Doc-info.pngHint: New SeqSphere+ users find more details on how to setup a project and pipeline script in the Tutorial for SeqSphere+ Assembly and cgMLST Analysis Pipeline.
  • Step 5: Create a new pipeline script.
  • Step 6: In the panel Define Input Sources of the script choose the FASTQs (e.g., the evaluation data below) and select as Procedure Details "Amplicon, viral RNA, Illumina, paired-end reads" or create own procedure details.
  • Step 7: In the panel Define Projects choose the project and choose as assembler Tiled amplicon BWA+iVar (reference mapping). Press the Settings... button right of the assembler box. A primer BED file must be selected here. Primer BED files for ARTIC v3 and Illumina AmpliSeq are provided. Either select one of the two provided files or add via the + button a BED file for another protocol. Below the BED file dialog, the Advanced Settings... can be used to change iVar and Samtools mpileup command line parameters. For primer trimming SeqSphere+ applies by default the -e option of iVar trim, i.e., reads with no primers will not be excluded from further analysis. Only in case that the amplicons are not fragmented during library preparation this option should not be used. For Samtools mpileup default parameters are used; i.e., especially the maximum per-file coverage -d 8000 command is applied to avoid excessive memory usage. The only non-default parameters used are do not discard anomalous read pairs (-A), disable per-base alignment quality (-B), and skip bases with base quality smaller than 0 (-Q 0). For consensus calling the defaults for minimum quality score threshold (-q 20) and minimum coverage to call consensus (-m 10) are used. Furthermore, by default, the -t 0 minimum frequency threshold is applied during consensus calling, i.e., the majority base is called. For stricter consensus calling, e.g., a called base must make up at least 90% presence at a position, the parameter must be changed to -t 0.9. For further details and other parameters it is referred to the iVar manual. All by SeqSphere+ employed iVar and Samtools mpileup parameters are logged and can be found in the Assembly Post-processing row of the samples Procedure tab.
  • Step 8: When pressing Next in the Define Project panel, a warning will appear that the Mash Screen contamination check will be disabled in this pipeline as it not supported for viruses. Continue with the rest of the pipeline as usual, save the script, and start the script.
  • Step 9: After the pipeline has finished, exit the pipeline mode, and open the samples in the interactive mode. The samples Results tab will show the Pangolin lineage and the found notable mutations. For more details open on the left the task templates (e.g., Pangolin probability or how many defined variant position have good quality).

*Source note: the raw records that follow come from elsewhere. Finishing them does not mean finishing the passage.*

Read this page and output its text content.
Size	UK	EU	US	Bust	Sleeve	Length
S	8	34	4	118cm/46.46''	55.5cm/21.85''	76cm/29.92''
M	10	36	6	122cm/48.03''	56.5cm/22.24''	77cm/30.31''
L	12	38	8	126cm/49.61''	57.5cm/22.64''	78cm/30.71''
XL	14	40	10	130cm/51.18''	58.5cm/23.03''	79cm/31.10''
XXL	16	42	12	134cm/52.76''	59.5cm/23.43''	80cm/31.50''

  • Step 10: When creating a comparison table for a project with the two task templates, it will contain as task result fields the Pangolin lineage (used for coloring by default), the Noteable Mutations, and the allele types for the 11 ORFs. For phylogenetic comparisons it is recommend to use the command Tools | Find SNVs in Distance Columns.... In the finally upcoming SNV Positions table push the Open in Variant Comparison Table icon. Once the comparison table has opened push either the Minimum Spanning Tree or Neighbor Joining Tree icon for tree drawing.

Evaluation Data

The example data archive SeqSphere_Examples_SARS-CoV-2_ARTICV3.zip (4.3 MB) can be downloaded for evaluation of the installation. Extract the zip-file on your computer. This evaluation data folder contains downsampled SRA Illumina paired-end FASTQ files of three SARS-CoV-2 samples. The data were produced using the ARTIC v3 tiled amplicon protocol. The PANGO lineage assignment should result in B.1.356, B.1.167, and B.1.1.7 for the three samples, respectively.